Updates BaseTTS and configs

2021-11-30 15:52:01 +01:00 · 2021-11-30 15:52:01 +01:00 · 4cd690e4c1
parent 176b712c1a
commit 4cd690e4c1
2 changed files with 24 additions and 49 deletions
--- a/TTS/tts/configs/shared_configs.py
+++ b/TTS/tts/configs/shared_configs.py
@ -146,11 +146,19 @@ class BaseTTSConfig(BaseTrainingConfig):
        sort_by_audio_len (bool):
            If true, dataloder sorts the data by audio length else sorts by the input text length. Defaults to `False`.
-        min_seq_len (int):
+        min_text_len (int):
-            Minimum sequence length to be used at training.
+            Minimum length of input text to be used. All shorter samples will be ignored. Defaults to 0.
-        max_seq_len (int):
+        max_text_len (int):
-            Maximum sequence length to be used at training. Larger values result in more VRAM usage.
+            Maximum length of input text to be used. All longer samples will be ignored. Defaults to float("inf").
        min_audio_len (int):
            Minimum length of input audio to be used. All shorter samples will be ignored. Defaults to 0.

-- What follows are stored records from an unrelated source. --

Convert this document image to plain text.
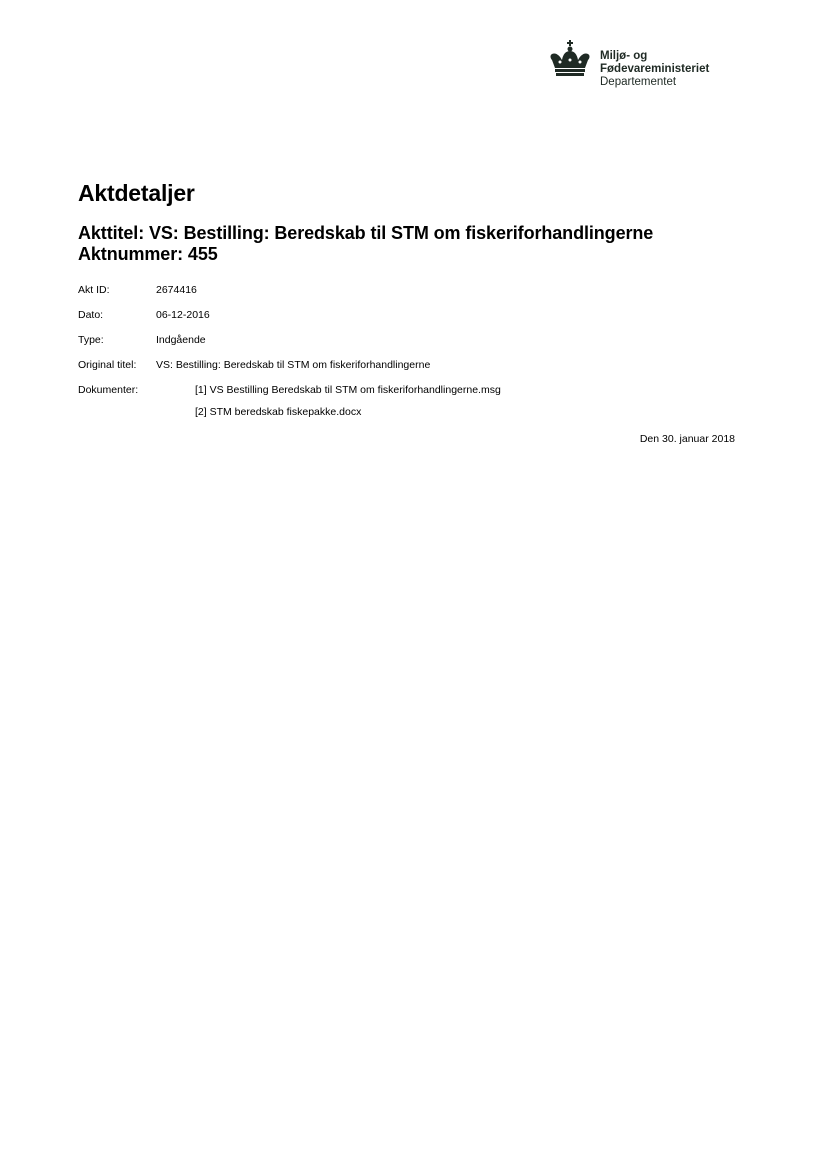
Miljø- og
Fødevareministeriet
Departementet
Aktdetaljer
Akttitel: VS: Bestilling: Beredskab til STM om fiskeriforhandlingerne
Aktnummer: 455
Akt ID:	2674416
Dato:	06-12-2016
Type:	Indgående
Original titel: VS: Bestilling: Beredskab til STM om fiskeriforhandlingerne
Dokumenter:	[1] VS Bestilling Beredskab til STM om fiskeriforhandlingerne.msg
[2] STM beredskab fiskepakke.docx
Den 30. januar 2018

        max_audio_len (int):
            Maximum length of input audio to be used. All longer samples will be ignored. The maximum length in the
            dataset defines the VRAM used in the training. Hence, pay attention to this value if you encounter an
            OOM error in training. Defaults to float("inf").
        compute_f0 (int):
            (Not in use yet).
@ -211,8 +219,10 @@ class BaseTTSConfig(BaseTrainingConfig):
    loss_masking: bool = None
    # dataloading
    sort_by_audio_len: bool = False
-    min_seq_len: int = 1
+    min_audio_len: int = 1
-    max_seq_len: int = float("inf")
+    max_audio_len: int = float("inf")
    min_text_len: int = 1
    max_text_len: int = float("inf")
    compute_f0: bool = False
    compute_linear_spec: bool = False
    use_noise_augment: bool = False
--- a/TTS/tts/models/base_tts.py
+++ b/TTS/tts/models/base_tts.py
@ -168,8 +168,8 @@ class BaseTTS(BaseModel):
            Dict: [description]
        """
        # setup input batch
-        text_input = batch["text"]
+        text_input = batch["token_id"]
-        text_lengths = batch["text_lengths"]
+        text_lengths = batch["token_id_lengths"]
        speaker_names = batch["speaker_names"]
        linear_input = batch["linear"]
        mel_input = batch["mel"]
@ -261,10 +261,6 @@ class BaseTTS(BaseModel):
                d_vector_mapping = None
            # setup custom symbols if needed
            custom_symbols = None
            if hasattr(self, "make_symbols"):
                custom_symbols = self.make_symbols(self.config)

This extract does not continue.